Wednesday, June 04, 2008

BFK Site Redesign 2008

I have completely rethought and restructured the BFK website for its new version which has just launched. My intention is that this new iteration of the site will not need any substantial redesign in the near-term and that this new structure defines a stable content platform which we can optimise and refine over time.

I wanted to promote the ‘News’ section to the forefront of the site. Rather than only having news headlines on the home page as before, I wanted the articles themselves right there for people to start reading immediately. Therefore, constructing the new site in a blog structure seemed to be the most appropriate way to achieve what I had in mind. I have grown familiar with the logic of the blog approach through my writing here on Thoughtport. All of the sites that I read regularly publish in an RSS-friendly blog format, yet too few branding and design companies so far have grasped the potential of this format for their own sites, most still preferring to continue with presentation-style site structures. I dispensed with the whole construct of a separate ‘News’ section as well: the stream of news posts is now the central spine of this site.

As with previous builds of this site, the CMS back-end is constructed on the Strata3 Publisher platform. Strata3 had not built a blog-format site before and their Publisher product is optimised for more traditional page-based websites. So it took a certain degree of customisation to deliver on the specific site structure and internal linkages that I required.

The whole site is now laid out and typeset on a strict 25-pixel grid to satisfy my more rationalist design tendencies. To draw attention to the image content, I used lots of white in the layout and typeset everything very sparsely in Helvetica.

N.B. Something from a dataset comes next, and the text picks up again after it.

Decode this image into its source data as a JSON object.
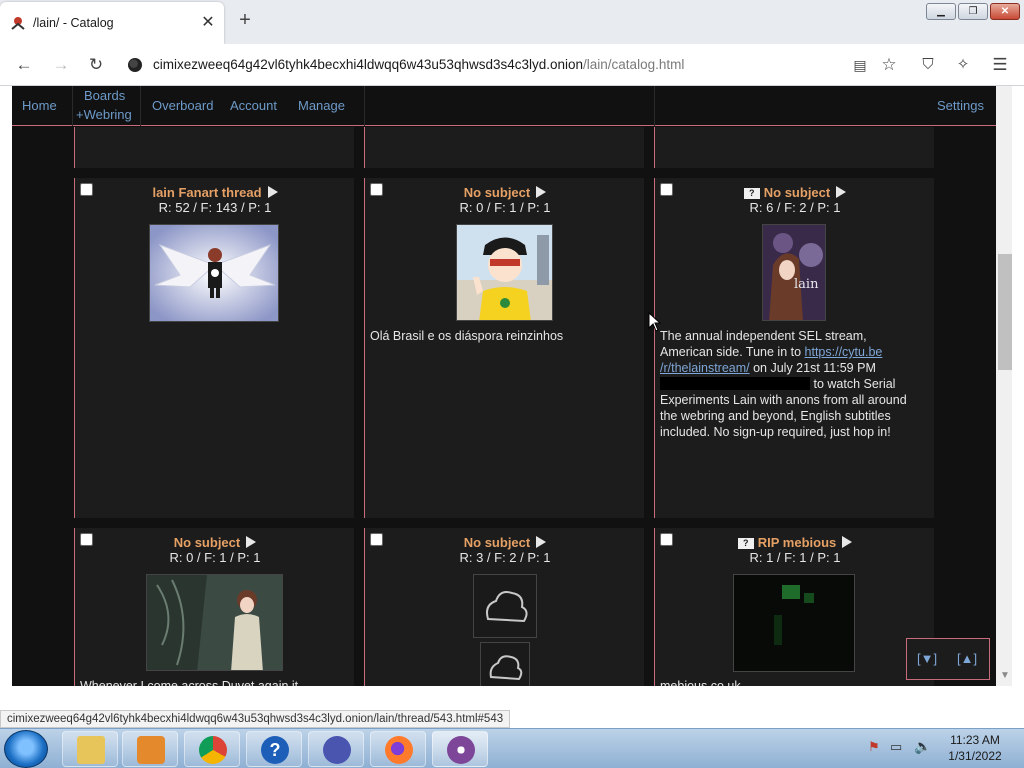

One of my primary aims was to retain the depth of content that we have built up over the years. The most disappointing weakness I find with so many design company websites is that they rarely feature any work that is more than a few years old. It is as if every time that they redesign their sites, they abandon all of their existing content. There are design companies that have been operating in Dublin for twenty years who only include five or six projects on their websites. I wanted our new site to not only accommodate all of the relevant content we had going back to 1999, but more importantly to make that content easy to discover. No matter how good your design work is, if people are unaware of it then it may as well not have been produced.

After operating our previous CMS-powered site since 2003, we have all gotten pretty adept at writing 150-200 word posts to explain each branding project, but our existing site was limited to displaying our work in images at only 198x198 pixels in size. What had once been appropriate in the days of smaller monitors and pre-broadband download speeds was now looking pretty out of date. As a brand consultancy, it is important that we are able to showcase the visual aspects of our work in a far more engaging manner. My new layout features full-width images in the primary content panel and now allows for multiple images per news post.

I have established a three-stream labelling system that classifies all of our projects by the nature of the work, by client name and by client sector. So we now have a comprehensive network of cross-links between all of our content. These three choices are based on feedback we sought from existing clients. It has been a recurring theme in such client feedback and research over the years that our clients are most interested in solutions we have achieved for clients in their own particular sector who face similar challenges – and dramatically less interested in solutions delivered for clients operating in different sectors and industries. This new labelling scheme will help potential clients to discover the work that is most relevant to their own interests and needs. Greater awareness of relevant projects should lead to a greater understanding of the strengths of our offer and ultimately to increased sales.